Safety is going to be that much more important. If another camper does happen to run by your dog and see a nice collar (or more preferably- brightly colored, reflective harness) with neat identification tags attached, he’ll know that dog has an owner who cares for him.
Assuming your pet is well socialized with strangers and not prone to run in the opposite direction, a passerby will be able to read those tags and eventually contact the owner. If a stranger happens to notice a lone dog without any collar, harness or tags of any kind, on the other hand, he might assume it is just another wild animal.
- A bright, reflective harness or collar will help your pet stand out.

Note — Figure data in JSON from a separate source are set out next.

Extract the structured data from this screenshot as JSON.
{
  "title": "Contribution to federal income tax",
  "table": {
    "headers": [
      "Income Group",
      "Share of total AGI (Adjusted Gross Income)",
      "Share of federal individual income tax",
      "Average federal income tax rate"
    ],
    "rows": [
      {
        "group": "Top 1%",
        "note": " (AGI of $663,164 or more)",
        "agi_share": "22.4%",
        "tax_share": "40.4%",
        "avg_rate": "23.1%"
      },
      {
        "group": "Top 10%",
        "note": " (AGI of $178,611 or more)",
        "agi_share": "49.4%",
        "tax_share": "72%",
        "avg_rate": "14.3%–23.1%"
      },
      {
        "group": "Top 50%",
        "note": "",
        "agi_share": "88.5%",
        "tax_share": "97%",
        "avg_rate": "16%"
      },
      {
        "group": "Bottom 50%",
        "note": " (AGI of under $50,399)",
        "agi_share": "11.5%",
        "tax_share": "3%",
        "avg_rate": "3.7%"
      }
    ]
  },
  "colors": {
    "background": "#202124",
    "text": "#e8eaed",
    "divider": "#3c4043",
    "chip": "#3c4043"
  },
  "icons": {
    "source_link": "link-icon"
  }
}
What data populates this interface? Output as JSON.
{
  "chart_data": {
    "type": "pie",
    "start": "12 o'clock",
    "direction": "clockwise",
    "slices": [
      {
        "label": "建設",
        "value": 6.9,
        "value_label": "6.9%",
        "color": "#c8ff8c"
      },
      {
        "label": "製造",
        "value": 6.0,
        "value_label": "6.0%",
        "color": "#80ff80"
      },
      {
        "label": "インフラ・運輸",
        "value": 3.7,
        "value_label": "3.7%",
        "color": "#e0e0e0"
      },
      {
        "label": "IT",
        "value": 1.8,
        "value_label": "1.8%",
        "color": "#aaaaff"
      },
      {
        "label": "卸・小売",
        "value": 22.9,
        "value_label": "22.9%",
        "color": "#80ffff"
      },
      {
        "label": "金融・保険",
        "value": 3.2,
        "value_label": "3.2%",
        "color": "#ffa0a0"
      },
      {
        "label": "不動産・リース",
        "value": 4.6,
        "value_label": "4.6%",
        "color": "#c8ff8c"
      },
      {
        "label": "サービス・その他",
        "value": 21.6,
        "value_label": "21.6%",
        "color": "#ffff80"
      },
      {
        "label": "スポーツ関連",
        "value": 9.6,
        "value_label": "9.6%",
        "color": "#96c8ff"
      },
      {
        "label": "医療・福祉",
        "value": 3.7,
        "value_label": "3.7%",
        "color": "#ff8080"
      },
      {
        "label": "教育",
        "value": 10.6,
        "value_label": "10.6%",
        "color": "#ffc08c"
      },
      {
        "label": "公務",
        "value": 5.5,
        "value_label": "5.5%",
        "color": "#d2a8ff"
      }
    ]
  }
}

Microchipping is a simple, painless process in which a tiny chip is inserted under your dog’s skin, carrying information like his name, breed, age, your name and contact info (phone/address), vaccination information, and almost anything else you choose. When the dog is brought into an animal shelter or veterinary clinic, the chip can be read by an attendee and you can be instantly contacted!
Though they are relatively newer and tend to run on the expensive side, collars with GPS (Global Positioning Systems- using satellites orbiting the earth) devices are now available and perhaps the absolute best way to track a lost pet! In fact, many of these pet collar- GPS devices will integrate with cell phone apps for convenience
Theres still time to go camping this summer. When you go be sure to take your best friend! Be sure to check out our latest review blog on the Top Dog Camping Gear for 2018.
This is one of the precious few times your dog will get to experience the fresh multitude of sounds, scents, and sights among a natural, wild setting away from the hustle and bustle of urban city life. Have no doubt he (or she) is going to relish in these moments, and the bond between pet and owner, parent and child, will only strengthen.
As long as you follow the advice above when camping with dogs, your pet isn’t only going to thrive, your little one will relate the experiences to those able to share them with!